It’s 1980. Pac-Man’s born, Mount Saint Helens erupts, John Lennon dies. Excitement, terror, anguish: these three animalistic traits existed for most in this first year of a new decade. Well, unless you hate video games, think volcanoes are wimpy, and despise The Beatles/John Lennon/Ono. But ’80 had another thing going for it that adds “happiness” to our list of emotions. Angel Witch released their damn-near perfect self-titled, full-length debut. Angel Witch never was, and never will be, bigger than Christ, but that beautiful NWoBHM sound came in a form that finally convinced me of the genre’s significance. Since then, the band has only released a handful of LPs in the last forty years.1 But, like all forefathers, there’s a time for hanging up the hat and letting the next generation2 take over.

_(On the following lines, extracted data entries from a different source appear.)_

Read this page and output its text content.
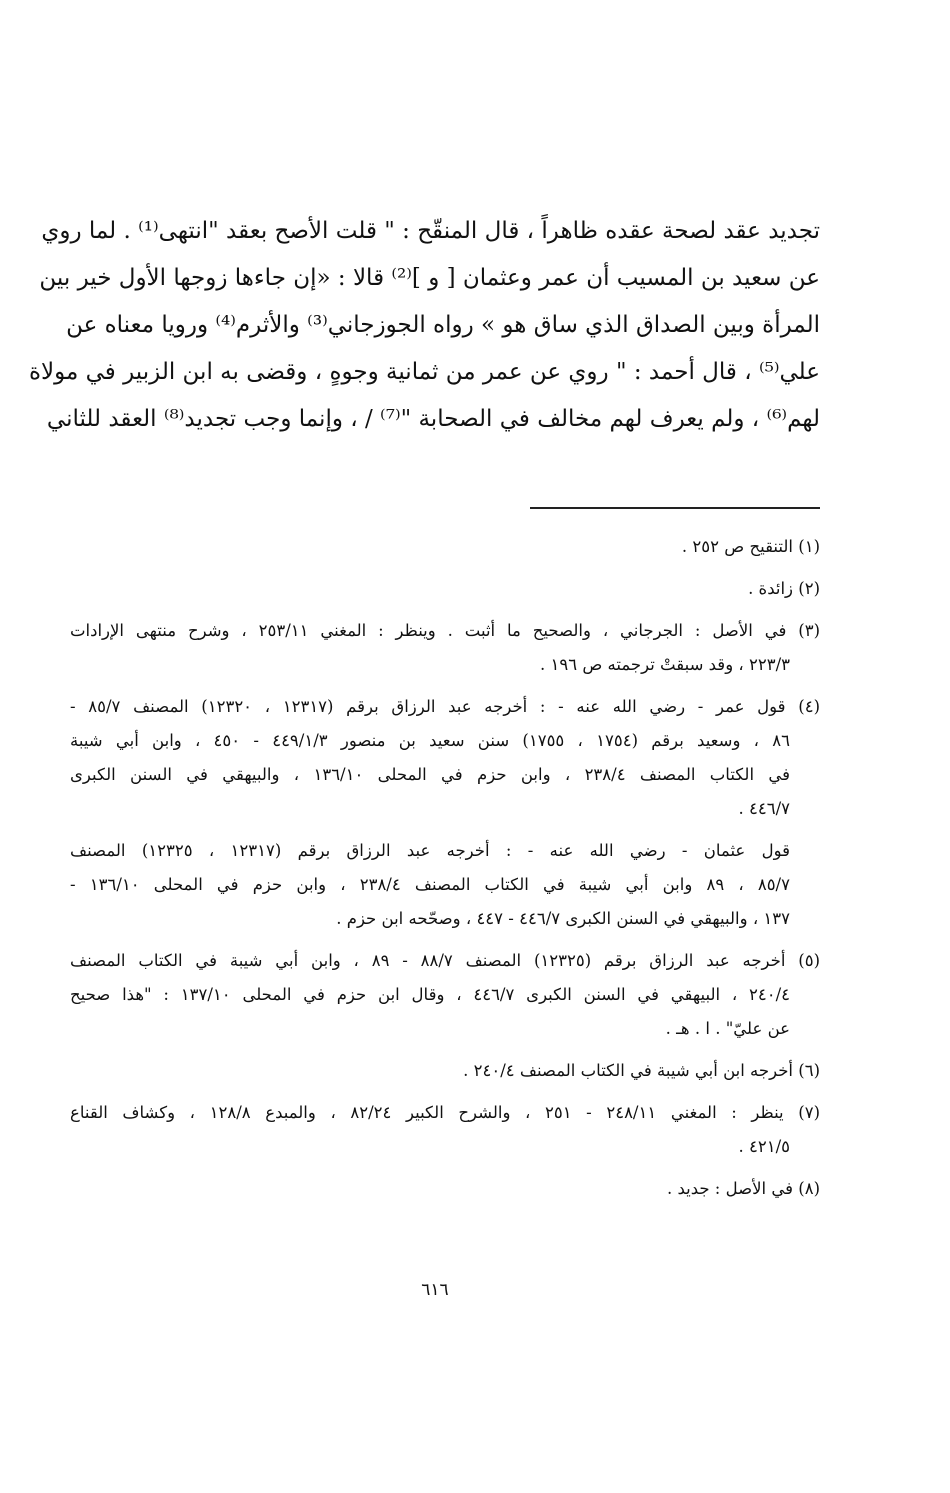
تجديد عقد لصحة عقده ظاهراً ، قال المنقّح : " قلت الأصح بعقد "انتهى⁽¹⁾ . لما روي
عن سعيد بن المسيب أن عمر وعثمان [ و ]⁽²⁾ قالا : «إن جاءها زوجها الأول خير بين
المرأة وبين الصداق الذي ساق هو » رواه الجوزجاني⁽³⁾ والأثرم⁽⁴⁾ ورويا معناه عن
علي⁽⁵⁾ ، قال أحمد : " روي عن عمر من ثمانية وجوهٍ ، وقضى به ابن الزبير في مولاة
لهم⁽⁶⁾ ، ولم يعرف لهم مخالف في الصحابة "⁽⁷⁾ / ، وإنما وجب تجديد⁽⁸⁾ العقد للثاني

(١) التنقيح ص ٢٥٢ .
(٢) زائدة .
(٣) في الأصل : الجرجاني ، والصحيح ما أثبت . وينظر : المغني ٢٥٣/١١ ، وشرح منتهى الإرادات
٢٢٣/٣ ، وقد سبقتْ ترجمته ص ١٩٦ .
(٤) قول عمر - رضي الله عنه - : أخرجه عبد الرزاق برقم (١٢٣١٧ ، ١٢٣٢٠) المصنف ٨٥/٧ -
٨٦ ، وسعيد برقم (١٧٥٤ ، ١٧٥٥) سنن سعيد بن منصور ٤٤٩/١/٣ - ٤٥٠ ، وابن أبي شيبة
في الكتاب المصنف ٢٣٨/٤ ، وابن حزم في المحلى ١٣٦/١٠ ، والبيهقي في السنن الكبرى
٤٤٦/٧ .
قول عثمان - رضي الله عنه - : أخرجه عبد الرزاق برقم (١٢٣١٧ ، ١٢٣٢٥) المصنف
٨٥/٧ ، ٨٩ وابن أبي شيبة في الكتاب المصنف ٢٣٨/٤ ، وابن حزم في المحلى ١٣٦/١٠ -
١٣٧ ، والبيهقي في السنن الكبرى ٤٤٦/٧ - ٤٤٧ ، وصحّحه ابن حزم .
(٥) أخرجه عبد الرزاق برقم (١٢٣٢٥) المصنف ٨٨/٧ - ٨٩ ، وابن أبي شيبة في الكتاب المصنف
٢٤٠/٤ ، البيهقي في السنن الكبرى ٤٤٦/٧ ، وقال ابن حزم في المحلى ١٣٧/١٠ : "هذا صحيح
عن عليّ" . ا . هـ .
(٦) أخرجه ابن أبي شيبة في الكتاب المصنف ٢٤٠/٤ .
(٧) ينظر : المغني ٢٤٨/١١ - ٢٥١ ، والشرح الكبير ٨٢/٢٤ ، والمبدع ١٢٨/٨ ، وكشاف القناع
٤٢١/٥ .
(٨) في الأصل : جديد .
٦١٦
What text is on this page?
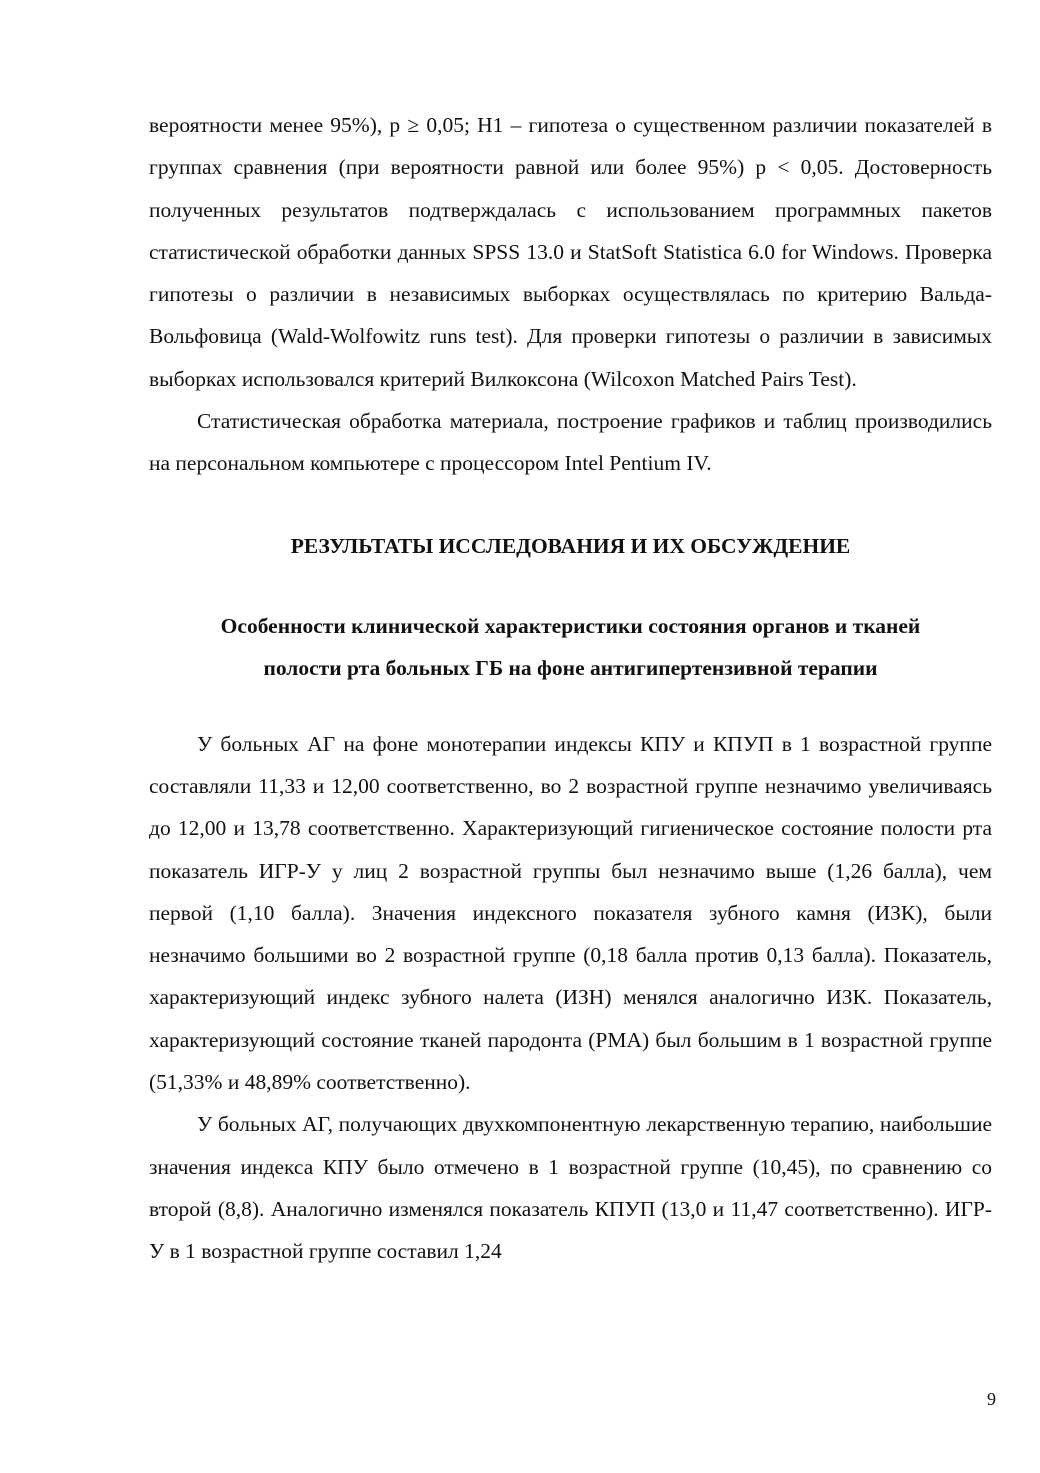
вероятности менее 95%), p ≥ 0,05; H1 – гипотеза о существенном различии показателей в группах сравнения (при вероятности равной или более 95%) p < 0,05. Достоверность полученных результатов подтверждалась с использованием программных пакетов статистической обработки данных SPSS 13.0 и StatSoft Statistica 6.0 for Windows. Проверка гипотезы о различии в независимых выборках осуществлялась по критерию Вальда-Вольфовица (Wald-Wolfowitz runs test). Для проверки гипотезы о различии в зависимых выборках использовался критерий Вилкоксона (Wilcoxon Matched Pairs Test).

Статистическая обработка материала, построение графиков и таблиц производились на персональном компьютере с процессором Intel Pentium IV.

РЕЗУЛЬТАТЫ ИССЛЕДОВАНИЯ И ИХ ОБСУЖДЕНИЕ
Особенности клинической характеристики состояния органов и тканей
полости рта больных ГБ на фоне антигипертензивной терапии

У больных АГ на фоне монотерапии индексы КПУ и КПУП в 1 возрастной группе составляли 11,33 и 12,00 соответственно, во 2 возрастной группе незначимо увеличиваясь до 12,00 и 13,78 соответственно. Характеризующий гигиеническое состояние полости рта показатель ИГР-У у лиц 2 возрастной группы был незначимо выше (1,26 балла), чем первой (1,10 балла). Значения индексного показателя зубного камня (ИЗК), были незначимо большими во 2 возрастной группе (0,18 балла против 0,13 балла). Показатель, характеризующий индекс зубного налета (ИЗН) менялся аналогично ИЗК. Показатель, характеризующий состояние тканей пародонта (РМА) был большим в 1 возрастной группе (51,33% и 48,89% соответственно).

У больных АГ, получающих двухкомпонентную лекарственную терапию, наибольшие значения индекса КПУ было отмечено в 1 возрастной группе (10,45), по сравнению со второй (8,8). Аналогично изменялся показатель КПУП (13,0 и 11,47 соответственно). ИГР-У в 1 возрастной группе составил 1,24

9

Thank Christ, there are those that are capable of taking up that hat—specifically, Haunt and Cauldron. The former being the focus of today’s review.
Yet, dread begins to grip you as you recognize the name and realize Haunt put up their debut less than a year ago. That’s never a good sign, is it? This can only end in one of two scenarios: this new release is a rushed, directionless piece of shit or If Icarus Could Fly is Part II to Burst into Flame. The former case is never ideal and, in this American quartet’s case, the latter ain’t detrimental. Though I gave Burst into Flame a mere 3.0/5.0, Grier fans, Grier haters, and the random assortment of King Diamond aficionados know that’s a repeat listen for olde Grier. Which means it’s good, in the trvest sense of the word. A new release from a proto-heavy metal outfit on the road with Spirit Adrift ain’t anything to roll eyes over either. But where does this 2019’s If Icarus Could Fly stand compared to 2018’s Burst into Flame?
Well, opener “Run and Hide” stands dick-to-ass to Burst in Flame closer, “Looking Glass.” If Icarus Could Fly is nothing more than a Part II to its predecessor. It has the same wicked guitar work, gentle and addictive vocals, high-flying energy, and a melodic clear coat. The opener kicks things off on the high-energy side of things. It has a cruising riff and galloping tempo that’ll get your blood pumping on the tour circuit. The sing-along chorus and killer soloing oughta please any pit seeker, but it’s the mid-song transition to a full-band chant of “stand up and fight!” that’ll have everyone’s fists pumping into the air. “Clarion” and “Winds of Destiny” are other quick-paced numbers with memorable choruses and soaring guitar work. Yet, there’s a melodic passion to “Clarion” and its dueling, harmonizing guitar solos are only topped by those of “Winds of Destiny.” This is something the band has upped their game on since last August. Not to mention the killer, headbangable riffs of “Winds of Destiny”—making it the heaviest track the band has ever written.
The rest of the album have their own unique contributions to the disc. “It’s in My Hands” is a simple, mid-paced groover that stands out because of its vocals. The kind of vocals that glide over every note dropped by the guitars. Not stunning in delivery but it works. “Ghosts” is the smooth, emotional piece of the record that combines powerful leads and solos with gentle vocal arrangements. It’s simple and only memorable for being the odd duck to the other seven tracks. Like “Ghosts,” closer “Defender” is packed to the brim with melody and emotion, yet “Defender” is a far superior song. Opening with Spirit Adrift-inspired guitar emotion, its soloing slays and its chorus is as good as those from “Clarion” and “Winds of Destiny.”
Though every track is well-structured and stands on its own two feet, tracks like “Ghosts,” “Cosmic Kiss,” and the title track aren’t on the same level as “Clarion,” “Defender,” and “Winds of Destiny.” Like Burst in Flame, this new outing isn’t interested in reinventing the NWOBHM/heavy metal wheel. Instead, its heart is set on bringing fun and happiness to its listener via a compact, eight-track, thirty-minute medium. The band has ramped up that old-school, feel-good soloing of old—something you don’t hear enough of these days—and If Icarus Could Fly exists as a solid continuation of Burst into Flame.